Obviously not higher than the fourth option when the Suns have all their biggest threats on the floor, Allen is the type of shooter who could swing multiple postseason games from beyond the arc. He led the league with a 46.1 percent goal percentage this season, largely because opponents never had the tools to pressure him. Often covered by dubious defenders, Allen zoomed around the floor for shots while on the move and hit a clean stoppage thanks to Jusuf Nurkić’s excellent short roll passing.

Allen was a key factor in his team’s success all season. He shot 49.6 percent from long range in Phoenix’s wins, and the Suns were 7-3 in games in which Allen made at least five threes. Normally, a player this dangerous would get the full attention of a defense. But because Phoenix has three top scorers ahead of Allen on the depth chart, no one can devote enough personnel or attention to the game plan to stop him.

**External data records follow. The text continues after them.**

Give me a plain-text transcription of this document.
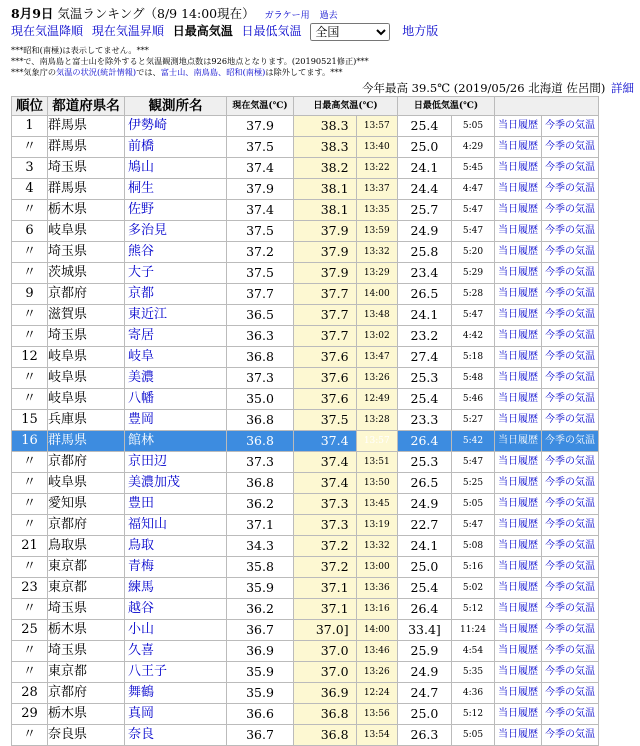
8月9日 気温ランキング（8/9 14:00現在） ガラケー用 過去
現在気温降順 現在気温昇順 日最高気温 日最低気温
全国	地方版
***昭和(南極)は表示してません。***
***で、南鳥島と富士山を除外すると気温観測地点数は926地点となります。(20190521修正)***
***気象庁の気温の状況(統計情報)では、富士山、南鳥島、昭和(南極)は除外してます。***
今年最高 39.5℃ (2019/05/26 北海道 佐呂間) 詳細
順位	都道府県名	観測所名	現在気温(℃)	日最高気温(℃)		日最低気温(℃)			
1	群馬県	伊勢崎	37.9	38.3	13:57	25.4	5:05	当日履歴	今季の気温
〃	群馬県	前橋	37.5	38.3	13:40	25.0	4:29	当日履歴	今季の気温
3	埼玉県	鳩山	37.4	38.2	13:22	24.1	5:45	当日履歴	今季の気温
4	群馬県	桐生	37.9	38.1	13:37	24.4	4:47	当日履歴	今季の気温
〃	栃木県	佐野	37.4	38.1	13:35	25.7	5:47	当日履歴	今季の気温
6	岐阜県	多治見	37.5	37.9	13:59	24.9	5:47	当日履歴	今季の気温
〃	埼玉県	熊谷	37.2	37.9	13:32	25.8	5:20	当日履歴	今季の気温
〃	茨城県	大子	37.5	37.9	13:29	23.4	5:29	当日履歴	今季の気温
9	京都府	京都	37.7	37.7	14:00	26.5	5:28	当日履歴	今季の気温
〃	滋賀県	東近江	36.5	37.7	13:48	24.1	5:47	当日履歴	今季の気温
〃	埼玉県	寄居	36.3	37.7	13:02	23.2	4:42	当日履歴	今季の気温
12	岐阜県	岐阜	36.8	37.6	13:47	27.4	5:18	当日履歴	今季の気温
〃	岐阜県	美濃	37.3	37.6	13:26	25.3	5:48	当日履歴	今季の気温
〃	岐阜県	八幡	35.0	37.6	12:49	25.4	5:46	当日履歴	今季の気温
15	兵庫県	豊岡	36.8	37.5	13:28	23.3	5:27	当日履歴	今季の気温
16	群馬県	館林	36.8	37.4	13:57	26.4	5:42	当日履歴	今季の気温
〃	京都府	京田辺	37.3	37.4	13:51	25.3	5:47	当日履歴	今季の気温
〃	岐阜県	美濃加茂	36.8	37.4	13:50	26.5	5:25	当日履歴	今季の気温
〃	愛知県	豊田	36.2	37.3	13:45	24.9	5:05	当日履歴	今季の気温
〃	京都府	福知山	37.1	37.3	13:19	22.7	5:47	当日履歴	今季の気温
21	鳥取県	鳥取	34.3	37.2	13:32	24.1	5:08	当日履歴	今季の気温
〃	東京都	青梅	35.8	37.2	13:00	25.0	5:16	当日履歴	今季の気温
23	東京都	練馬	35.9	37.1	13:36	25.4	5:02	当日履歴	今季の気温
〃	埼玉県	越谷	36.2	37.1	13:16	26.4	5:12	当日履歴	今季の気温
25	栃木県	小山	36.7	37.0]	14:00	33.4]	11:24	当日履歴	今季の気温
〃	埼玉県	久喜	36.9	37.0	13:46	25.9	4:54	当日履歴	今季の気温
〃	東京都	八王子	35.9	37.0	13:26	24.9	5:35	当日履歴	今季の気温
28	京都府	舞鶴	35.9	36.9	12:24	24.7	4:36	当日履歴	今季の気温
29	栃木県	真岡	36.6	36.8	13:56	25.0	5:12	当日履歴	今季の気温
〃	奈良県	奈良	36.7	36.8	13:54	26.3	5:05	当日履歴	今季の気温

With the Suns handing Allen a four-year extension worth $70 million on the final day of the regular season, the 28-year-old guard should enter the playoffs with a good head start. His financial future is secure, he will know he won’t see many top level defenders, and he is having the best year of his career.

Stats courtesy of NBA.com, Basketball Reference and Cleaning the Glass. Accurate through the 2023-24 regular season. Salary information via Spotrac.